Se detuvieron en el vestíbulo mirando hacia el Gran Salón.

—¿No te atacan los recuerdos?

—Al principio sí —contestó Neville—. Me daba miedo girar una esquina y encontrarme con los Carrows y no podía evitar los escalofríos al entrar en algunas aulas.

—¿Lo superaste?

—Supongo que sí —dijo Neville, encogiéndose de hombros—. Hice recuerdos nuevos y pensé que Hogwarts también me había dado muchas cosas buenas. —La mirada de Morag se dirigió a sus piernas instintivamente—. ¿Cómo fue lo tuyo?

—No llegué a luchar. —Morag sonrió. Ahora era capaz de contarlo sin llorar—. Una pared se me cayó encima. A lo mejor fue una explosión o uno de los gigantes. Cuando desperté estaba en San Mungo.

—¿No pudieron curarte?

—Los sanadores me dijeron que el problema no estaba en mis piernas, estaba en mi cerebro. El golpe había afectado a la parte encargada del movimiento de mis piernas. Ni siquiera los mejores sanadores se atrevían a operar el cerebro.

La primera vez que se lo habían dicho, Morag había llorado, gritado e insultado. Se había sentido abandonada y desprotegida. No necesito decirlo, Neville parecía entenderlo sin palabras.

—Pero sigues aquí.

—Supongo que sí. Dispuesta a aterrorizar a los alumnos con las artes ocultas de la Aritmancia.

—Y a crear nuevos recuerdos —contestó Neville, sonriéndole.

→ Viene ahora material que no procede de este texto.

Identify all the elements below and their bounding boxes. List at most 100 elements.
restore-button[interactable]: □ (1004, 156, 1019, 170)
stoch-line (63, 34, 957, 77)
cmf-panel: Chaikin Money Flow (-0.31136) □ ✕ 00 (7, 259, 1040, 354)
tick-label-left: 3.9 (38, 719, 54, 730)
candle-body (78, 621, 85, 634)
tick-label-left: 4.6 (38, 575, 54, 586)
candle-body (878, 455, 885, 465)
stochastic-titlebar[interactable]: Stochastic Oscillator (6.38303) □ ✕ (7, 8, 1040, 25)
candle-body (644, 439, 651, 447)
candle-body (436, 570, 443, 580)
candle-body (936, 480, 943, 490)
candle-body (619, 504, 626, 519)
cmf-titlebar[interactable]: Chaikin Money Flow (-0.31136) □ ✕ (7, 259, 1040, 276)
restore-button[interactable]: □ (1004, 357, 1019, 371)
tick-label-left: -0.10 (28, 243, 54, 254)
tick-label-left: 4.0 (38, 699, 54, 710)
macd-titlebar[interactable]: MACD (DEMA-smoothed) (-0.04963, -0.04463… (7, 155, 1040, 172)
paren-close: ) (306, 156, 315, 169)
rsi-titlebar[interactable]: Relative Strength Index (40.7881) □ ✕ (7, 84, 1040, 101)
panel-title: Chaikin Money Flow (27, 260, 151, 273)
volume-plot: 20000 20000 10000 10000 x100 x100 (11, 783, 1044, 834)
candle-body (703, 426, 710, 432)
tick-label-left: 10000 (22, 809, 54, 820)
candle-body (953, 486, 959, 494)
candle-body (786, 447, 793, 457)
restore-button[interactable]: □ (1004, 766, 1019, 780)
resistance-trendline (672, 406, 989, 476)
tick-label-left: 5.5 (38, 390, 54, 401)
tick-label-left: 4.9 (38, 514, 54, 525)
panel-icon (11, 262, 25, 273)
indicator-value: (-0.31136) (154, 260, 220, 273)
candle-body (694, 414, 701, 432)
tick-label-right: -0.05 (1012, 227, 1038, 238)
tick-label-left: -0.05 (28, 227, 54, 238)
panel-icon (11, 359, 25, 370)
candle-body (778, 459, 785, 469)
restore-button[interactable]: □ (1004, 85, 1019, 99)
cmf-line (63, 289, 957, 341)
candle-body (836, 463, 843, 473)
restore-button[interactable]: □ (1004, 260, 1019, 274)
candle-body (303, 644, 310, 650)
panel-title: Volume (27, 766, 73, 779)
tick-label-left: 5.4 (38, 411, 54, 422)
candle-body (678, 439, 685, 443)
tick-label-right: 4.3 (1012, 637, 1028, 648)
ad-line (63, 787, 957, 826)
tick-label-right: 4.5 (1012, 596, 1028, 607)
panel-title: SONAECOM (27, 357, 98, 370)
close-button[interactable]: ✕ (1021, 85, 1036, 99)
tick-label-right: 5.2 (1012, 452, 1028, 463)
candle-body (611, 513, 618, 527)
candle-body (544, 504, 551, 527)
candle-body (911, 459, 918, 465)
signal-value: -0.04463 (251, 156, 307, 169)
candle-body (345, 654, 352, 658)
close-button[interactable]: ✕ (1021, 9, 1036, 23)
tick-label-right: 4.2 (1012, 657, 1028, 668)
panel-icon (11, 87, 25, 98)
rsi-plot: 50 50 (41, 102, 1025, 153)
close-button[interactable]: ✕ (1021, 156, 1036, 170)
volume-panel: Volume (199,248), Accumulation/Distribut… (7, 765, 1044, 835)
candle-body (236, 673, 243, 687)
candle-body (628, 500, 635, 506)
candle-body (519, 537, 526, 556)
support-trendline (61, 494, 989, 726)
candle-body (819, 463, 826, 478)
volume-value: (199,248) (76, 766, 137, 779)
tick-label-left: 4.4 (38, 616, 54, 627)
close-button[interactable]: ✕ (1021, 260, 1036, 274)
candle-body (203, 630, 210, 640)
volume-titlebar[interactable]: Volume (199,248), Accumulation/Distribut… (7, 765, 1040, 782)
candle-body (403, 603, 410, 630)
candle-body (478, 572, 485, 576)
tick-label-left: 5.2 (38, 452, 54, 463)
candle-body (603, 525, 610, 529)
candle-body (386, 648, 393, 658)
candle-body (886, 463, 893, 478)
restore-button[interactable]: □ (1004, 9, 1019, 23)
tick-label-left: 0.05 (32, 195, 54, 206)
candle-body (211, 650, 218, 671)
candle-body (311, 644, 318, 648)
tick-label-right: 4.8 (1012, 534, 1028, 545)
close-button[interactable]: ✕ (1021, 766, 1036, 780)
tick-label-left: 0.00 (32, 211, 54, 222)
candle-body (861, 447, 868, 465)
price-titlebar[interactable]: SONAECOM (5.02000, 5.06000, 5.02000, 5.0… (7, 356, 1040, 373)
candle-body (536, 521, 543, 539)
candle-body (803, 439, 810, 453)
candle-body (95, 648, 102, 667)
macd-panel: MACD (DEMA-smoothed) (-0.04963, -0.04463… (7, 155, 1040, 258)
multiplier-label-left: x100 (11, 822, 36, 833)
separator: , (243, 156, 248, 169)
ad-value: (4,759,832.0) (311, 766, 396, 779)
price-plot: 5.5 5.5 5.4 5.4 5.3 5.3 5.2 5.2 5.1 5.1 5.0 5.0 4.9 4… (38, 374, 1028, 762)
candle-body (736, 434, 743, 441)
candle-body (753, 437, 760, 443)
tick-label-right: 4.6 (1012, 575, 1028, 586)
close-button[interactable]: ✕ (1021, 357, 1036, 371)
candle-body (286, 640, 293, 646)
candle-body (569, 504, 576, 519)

Nota de autora: la verdad es que para este fic se me había metido entre ceja y ceja escribir sobre Morag porque es un personaje al que le tengo mucho cariño y tampoco quería hacer algo demasiado triste para el reto, porque ultimamente estoy muy sensible. Así que al final decidí escribir sobre ella reconstruyendo su vida y bueno, metí a Neville porque creo que vivir la guerra a su edad tuvo que ser bastante traumático y creo que se pueden entender muy bien.